Responsabilidade civil do engenheiro, construtora e incorporadora

Adv. Marcus Vinícius Borges – marcus@mnadvocacia.com.br
Adv. Diogo Bonelli Paulo – diogo@mnadvocacia.com.br
As atividades de incorporação e construção de um empreendimento imobiliário são compostas por um conjunto de relações jurídicas, firmadas entre diversos agentes do mercado (engenheiros, arquitetos, incorporadora, construtora, empreiteiros, fornecedores de materiais, corretores de imóveis, promitentes compradores, instituições financeiras, órgão públicos, etc.). Todos esses agentes, em maior ou menor proporção, assumem responsabilidades entre si e perante terceiros.
Atualmente, um dos assuntos mais conflituosos entre tais agentes é a questão dos vícios construtivos da edificação. Os profissionais que atuam na área da construção civil – em especial, os engenheiros, as incorporadoras e as construtoras, constantemente se deparam com alegações infundadas de vícios construtivos provenientes de condomínios e/ou adquirentes de unidades. Surge, então, uma preocupação: como se proteger? Aliás, tal apreensão é perfeitamente justificável, se levarmos em consideração a quantidade de normatizações que podem ser aplicadas (Código Civil, Código de Defesa do Consumidor, NBRs/ABNT), bem como pelo fato de que as decisões dos Tribunais não são uniformes – o que resulta numa aparente dificuldade de separar os deveres e direitos de cada um dos agentes envolvidos.

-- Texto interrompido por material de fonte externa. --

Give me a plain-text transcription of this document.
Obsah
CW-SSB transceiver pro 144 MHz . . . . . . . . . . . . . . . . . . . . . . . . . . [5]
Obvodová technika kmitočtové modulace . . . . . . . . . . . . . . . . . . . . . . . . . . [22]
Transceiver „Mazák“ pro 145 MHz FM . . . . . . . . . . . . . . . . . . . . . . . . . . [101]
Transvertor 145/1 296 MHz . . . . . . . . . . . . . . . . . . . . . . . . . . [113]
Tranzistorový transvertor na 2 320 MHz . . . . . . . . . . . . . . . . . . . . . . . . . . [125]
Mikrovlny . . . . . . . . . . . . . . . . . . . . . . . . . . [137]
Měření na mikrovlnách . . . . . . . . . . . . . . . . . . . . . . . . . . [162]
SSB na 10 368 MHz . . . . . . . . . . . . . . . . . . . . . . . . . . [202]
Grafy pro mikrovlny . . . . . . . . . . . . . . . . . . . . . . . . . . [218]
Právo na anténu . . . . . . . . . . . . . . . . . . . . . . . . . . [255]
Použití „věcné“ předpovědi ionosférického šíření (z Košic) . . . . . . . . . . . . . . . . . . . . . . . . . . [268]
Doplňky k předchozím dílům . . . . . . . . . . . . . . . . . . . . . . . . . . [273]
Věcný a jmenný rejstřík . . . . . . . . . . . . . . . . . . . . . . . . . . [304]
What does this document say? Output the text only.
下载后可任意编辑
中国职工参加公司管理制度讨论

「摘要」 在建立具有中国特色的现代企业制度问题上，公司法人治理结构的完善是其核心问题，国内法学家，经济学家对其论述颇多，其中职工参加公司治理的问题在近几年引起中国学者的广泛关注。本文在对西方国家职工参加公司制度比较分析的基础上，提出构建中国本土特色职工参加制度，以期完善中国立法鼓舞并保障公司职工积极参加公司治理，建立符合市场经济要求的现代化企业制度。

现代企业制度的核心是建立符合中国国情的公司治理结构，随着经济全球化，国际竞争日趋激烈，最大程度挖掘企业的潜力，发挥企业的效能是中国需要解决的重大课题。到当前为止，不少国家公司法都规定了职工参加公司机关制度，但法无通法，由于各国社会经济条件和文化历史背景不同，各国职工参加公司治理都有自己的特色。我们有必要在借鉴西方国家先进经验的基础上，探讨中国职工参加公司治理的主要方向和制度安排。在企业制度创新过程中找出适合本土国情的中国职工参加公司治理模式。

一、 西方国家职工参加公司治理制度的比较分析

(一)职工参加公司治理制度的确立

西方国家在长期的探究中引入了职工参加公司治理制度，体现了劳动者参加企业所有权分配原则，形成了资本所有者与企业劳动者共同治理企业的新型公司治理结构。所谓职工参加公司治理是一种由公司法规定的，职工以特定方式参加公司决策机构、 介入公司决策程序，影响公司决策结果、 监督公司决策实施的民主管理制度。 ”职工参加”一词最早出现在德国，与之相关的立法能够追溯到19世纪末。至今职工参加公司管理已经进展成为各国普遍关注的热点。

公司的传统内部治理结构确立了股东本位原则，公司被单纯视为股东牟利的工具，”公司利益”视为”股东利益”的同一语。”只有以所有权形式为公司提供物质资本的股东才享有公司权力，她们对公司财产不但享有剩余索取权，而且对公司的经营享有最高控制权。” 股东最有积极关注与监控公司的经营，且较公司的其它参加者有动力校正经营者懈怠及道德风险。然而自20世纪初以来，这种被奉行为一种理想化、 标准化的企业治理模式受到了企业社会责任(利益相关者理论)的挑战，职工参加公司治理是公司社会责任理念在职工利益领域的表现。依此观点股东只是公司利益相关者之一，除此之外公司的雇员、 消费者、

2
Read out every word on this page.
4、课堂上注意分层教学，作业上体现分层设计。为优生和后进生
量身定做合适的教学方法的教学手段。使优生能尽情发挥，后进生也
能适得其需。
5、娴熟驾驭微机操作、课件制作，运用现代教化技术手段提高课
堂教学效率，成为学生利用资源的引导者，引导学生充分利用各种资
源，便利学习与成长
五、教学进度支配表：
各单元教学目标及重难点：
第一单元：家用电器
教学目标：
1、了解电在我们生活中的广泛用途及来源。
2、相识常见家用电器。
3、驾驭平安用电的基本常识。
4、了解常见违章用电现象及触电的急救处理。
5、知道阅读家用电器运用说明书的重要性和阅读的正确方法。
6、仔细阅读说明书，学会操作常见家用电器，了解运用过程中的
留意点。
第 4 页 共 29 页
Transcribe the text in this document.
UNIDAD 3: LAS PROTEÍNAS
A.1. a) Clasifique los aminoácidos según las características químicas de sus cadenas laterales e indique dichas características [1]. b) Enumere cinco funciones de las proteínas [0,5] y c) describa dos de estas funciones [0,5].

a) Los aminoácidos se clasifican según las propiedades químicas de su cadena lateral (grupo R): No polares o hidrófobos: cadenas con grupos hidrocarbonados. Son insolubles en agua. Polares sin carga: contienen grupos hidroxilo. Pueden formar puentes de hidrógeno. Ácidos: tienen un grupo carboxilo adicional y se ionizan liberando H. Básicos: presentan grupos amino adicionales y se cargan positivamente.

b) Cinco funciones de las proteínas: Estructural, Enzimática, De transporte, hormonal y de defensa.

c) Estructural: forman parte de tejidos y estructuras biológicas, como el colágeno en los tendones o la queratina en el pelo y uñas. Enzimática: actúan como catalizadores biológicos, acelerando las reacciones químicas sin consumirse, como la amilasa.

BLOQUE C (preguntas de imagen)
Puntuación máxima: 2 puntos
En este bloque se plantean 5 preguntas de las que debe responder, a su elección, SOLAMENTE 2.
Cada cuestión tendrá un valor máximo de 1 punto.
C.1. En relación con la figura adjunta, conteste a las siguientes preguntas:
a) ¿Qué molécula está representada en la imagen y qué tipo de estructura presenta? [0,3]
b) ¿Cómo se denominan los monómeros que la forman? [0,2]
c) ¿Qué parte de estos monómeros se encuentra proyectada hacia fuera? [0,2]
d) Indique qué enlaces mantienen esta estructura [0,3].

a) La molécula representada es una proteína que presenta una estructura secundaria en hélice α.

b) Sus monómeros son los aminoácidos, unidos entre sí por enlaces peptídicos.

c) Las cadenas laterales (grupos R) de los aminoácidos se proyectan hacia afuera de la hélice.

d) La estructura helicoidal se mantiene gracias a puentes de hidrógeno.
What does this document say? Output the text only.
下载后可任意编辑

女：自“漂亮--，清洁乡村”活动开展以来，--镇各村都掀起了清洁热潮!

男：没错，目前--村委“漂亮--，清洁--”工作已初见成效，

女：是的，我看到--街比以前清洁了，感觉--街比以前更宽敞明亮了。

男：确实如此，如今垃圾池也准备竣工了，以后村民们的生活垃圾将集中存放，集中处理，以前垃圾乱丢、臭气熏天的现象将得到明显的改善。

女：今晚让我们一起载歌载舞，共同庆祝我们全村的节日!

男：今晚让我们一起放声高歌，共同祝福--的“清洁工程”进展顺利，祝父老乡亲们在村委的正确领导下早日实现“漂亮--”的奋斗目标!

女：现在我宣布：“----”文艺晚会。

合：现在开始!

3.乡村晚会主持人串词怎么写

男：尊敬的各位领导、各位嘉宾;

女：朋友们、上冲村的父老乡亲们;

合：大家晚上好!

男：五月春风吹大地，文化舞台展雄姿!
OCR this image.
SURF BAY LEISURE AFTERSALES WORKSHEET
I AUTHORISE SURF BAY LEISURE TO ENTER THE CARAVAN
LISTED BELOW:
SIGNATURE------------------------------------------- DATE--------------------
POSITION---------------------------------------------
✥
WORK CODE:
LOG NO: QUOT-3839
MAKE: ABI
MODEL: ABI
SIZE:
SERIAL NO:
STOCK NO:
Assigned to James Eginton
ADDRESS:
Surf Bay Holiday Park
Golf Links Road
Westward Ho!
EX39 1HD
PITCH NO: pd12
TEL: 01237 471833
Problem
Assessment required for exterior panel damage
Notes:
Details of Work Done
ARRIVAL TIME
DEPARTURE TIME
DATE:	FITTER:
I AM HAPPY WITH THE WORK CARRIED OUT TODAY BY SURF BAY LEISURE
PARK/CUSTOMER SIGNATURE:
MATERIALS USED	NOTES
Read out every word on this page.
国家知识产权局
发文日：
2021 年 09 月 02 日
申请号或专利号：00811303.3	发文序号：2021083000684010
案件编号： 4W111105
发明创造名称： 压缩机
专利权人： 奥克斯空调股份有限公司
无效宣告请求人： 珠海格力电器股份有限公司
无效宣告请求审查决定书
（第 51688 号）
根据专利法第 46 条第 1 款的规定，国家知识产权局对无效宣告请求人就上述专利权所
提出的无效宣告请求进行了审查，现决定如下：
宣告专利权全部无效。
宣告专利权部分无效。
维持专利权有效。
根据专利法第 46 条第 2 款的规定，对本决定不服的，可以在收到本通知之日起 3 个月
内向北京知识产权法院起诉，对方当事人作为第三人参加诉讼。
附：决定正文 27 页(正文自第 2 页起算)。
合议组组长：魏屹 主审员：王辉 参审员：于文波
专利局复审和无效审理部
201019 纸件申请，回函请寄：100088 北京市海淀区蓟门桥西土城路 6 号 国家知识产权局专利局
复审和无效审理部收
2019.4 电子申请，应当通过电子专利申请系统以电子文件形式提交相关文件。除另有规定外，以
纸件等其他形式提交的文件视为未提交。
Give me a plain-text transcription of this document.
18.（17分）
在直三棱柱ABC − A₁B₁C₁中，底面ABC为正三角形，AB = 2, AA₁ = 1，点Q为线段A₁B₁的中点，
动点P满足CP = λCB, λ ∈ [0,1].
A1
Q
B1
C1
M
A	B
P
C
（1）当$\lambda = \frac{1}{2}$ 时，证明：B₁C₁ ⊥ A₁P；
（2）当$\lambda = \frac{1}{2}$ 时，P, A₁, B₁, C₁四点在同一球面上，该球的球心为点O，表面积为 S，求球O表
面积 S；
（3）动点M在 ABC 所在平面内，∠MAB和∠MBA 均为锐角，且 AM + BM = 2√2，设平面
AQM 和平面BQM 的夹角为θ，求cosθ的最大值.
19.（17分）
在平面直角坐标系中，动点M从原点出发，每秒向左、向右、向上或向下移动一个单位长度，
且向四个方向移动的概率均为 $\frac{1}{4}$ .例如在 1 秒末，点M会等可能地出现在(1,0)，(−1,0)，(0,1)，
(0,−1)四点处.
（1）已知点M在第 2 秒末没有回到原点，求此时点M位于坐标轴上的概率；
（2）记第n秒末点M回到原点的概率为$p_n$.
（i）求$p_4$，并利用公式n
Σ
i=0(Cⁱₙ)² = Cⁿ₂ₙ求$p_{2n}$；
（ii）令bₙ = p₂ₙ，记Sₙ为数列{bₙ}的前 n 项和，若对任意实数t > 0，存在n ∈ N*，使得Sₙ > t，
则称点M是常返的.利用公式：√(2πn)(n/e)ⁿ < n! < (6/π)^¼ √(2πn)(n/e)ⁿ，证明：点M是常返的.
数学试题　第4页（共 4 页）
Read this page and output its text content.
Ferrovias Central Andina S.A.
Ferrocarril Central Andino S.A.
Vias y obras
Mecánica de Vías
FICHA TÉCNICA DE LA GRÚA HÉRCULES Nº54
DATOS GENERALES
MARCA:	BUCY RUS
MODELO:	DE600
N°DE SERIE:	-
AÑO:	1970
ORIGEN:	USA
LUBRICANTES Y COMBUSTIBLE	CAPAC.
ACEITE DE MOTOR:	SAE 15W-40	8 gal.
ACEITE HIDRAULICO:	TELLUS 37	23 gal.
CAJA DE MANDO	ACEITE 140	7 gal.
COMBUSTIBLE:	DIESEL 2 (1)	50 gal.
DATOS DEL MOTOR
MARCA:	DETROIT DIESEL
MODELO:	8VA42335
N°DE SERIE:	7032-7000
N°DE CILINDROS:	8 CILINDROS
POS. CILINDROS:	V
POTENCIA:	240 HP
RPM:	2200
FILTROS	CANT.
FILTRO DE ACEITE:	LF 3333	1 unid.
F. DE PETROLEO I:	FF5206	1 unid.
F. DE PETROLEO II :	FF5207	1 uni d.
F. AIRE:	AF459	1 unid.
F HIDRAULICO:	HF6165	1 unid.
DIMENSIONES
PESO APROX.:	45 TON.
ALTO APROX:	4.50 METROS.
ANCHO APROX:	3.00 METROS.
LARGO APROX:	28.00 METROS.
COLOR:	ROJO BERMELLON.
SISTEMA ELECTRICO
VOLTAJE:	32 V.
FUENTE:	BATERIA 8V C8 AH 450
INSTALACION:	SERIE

Parece claro que essa ausência de consenso é prejudicial ao mercado, notadamente porque, diante de uma situação concreta, o empreendedor não sabe qual lei será aplicada para se determinar a espécie de vício; ou qual será o entendimento do Tribunal no tocante aos prazos de garantia e de responsabilidade aplicáveis. É dizer: está-se diante de um cenário de enorme insegurança jurídica. Por tudo isso, o empreendedor e os profissionais liberais precisam adotar novas práticas e procedimentos internos à sua atividade para tentar minimizar os prejuízos. Na verdade, trata-se de enraizar uma cultura preventiva.
Para tanto, incialmente, é necessário que o empreendedor estabeleça junto aos demais agentes envolvidos quais são as premissas do negócio, bem como quais as responsabilidades e deveres de cada um. É imprescindível, por exemplo, estabelecer com o projetista qual será a vida útil do projeto (VUP) de cada um dos elementos e sistemas da edificação; definir com a imobiliária as modalidades de vendas, as formas de anúncio e a responsabilidade pelo pagamento da comissão de corretagem; determinar junto ao construtor ou à empreiteira contratada os prazos de execução, o padrão de mão-de-obra e o pagamento dos encargos dos empregados.
Portanto, percebe-se a necessidade de, já no início do empreendimento, definir as premissas negociais e isolar as responsabilidades de cada agente.
Da mesma forma, é importante a elaboração de documentos jurídicos que formalizem as premissas antes estabelecidas, tais como contratos, termos aditivos, ofícios, declarações e outros. Nessa linha, o empreendedor também deve voltar suas atenções para a correta elaboração do memorial de incorporação, da minuta da convenção de condomínio, da promessa de compra e venda e dos termos de vistoria e entrega das unidades. Estes documentos são de suma importância para a defesa do empreendedor e devem guardar coerência entre si, mantendo-se a dinâmica contratual perfeitamente interligada, evitando-se lacunas e contradições.
Por fim, vale ainda lembrar um aspecto: muitas vezes os vícios construtivos são ocasionados pelo incorreto uso da edificação ou pela ausência de manutenção. Em especial os condomínios não promovem a correta manutenção das áreas de uso comum e, por consequência, os vícios surgem. O problema é que, em geral, o empreendedor não se atenta a este fato, bem como não faz provas de que o condomínio não cumpriu com essa sua obrigação.
Já está na hora de as incorporadoras e construtoras perceberem que a cultura de produção preventiva de provas e documentos certamente diminuirá as chances de uma eventual condenação em juízo.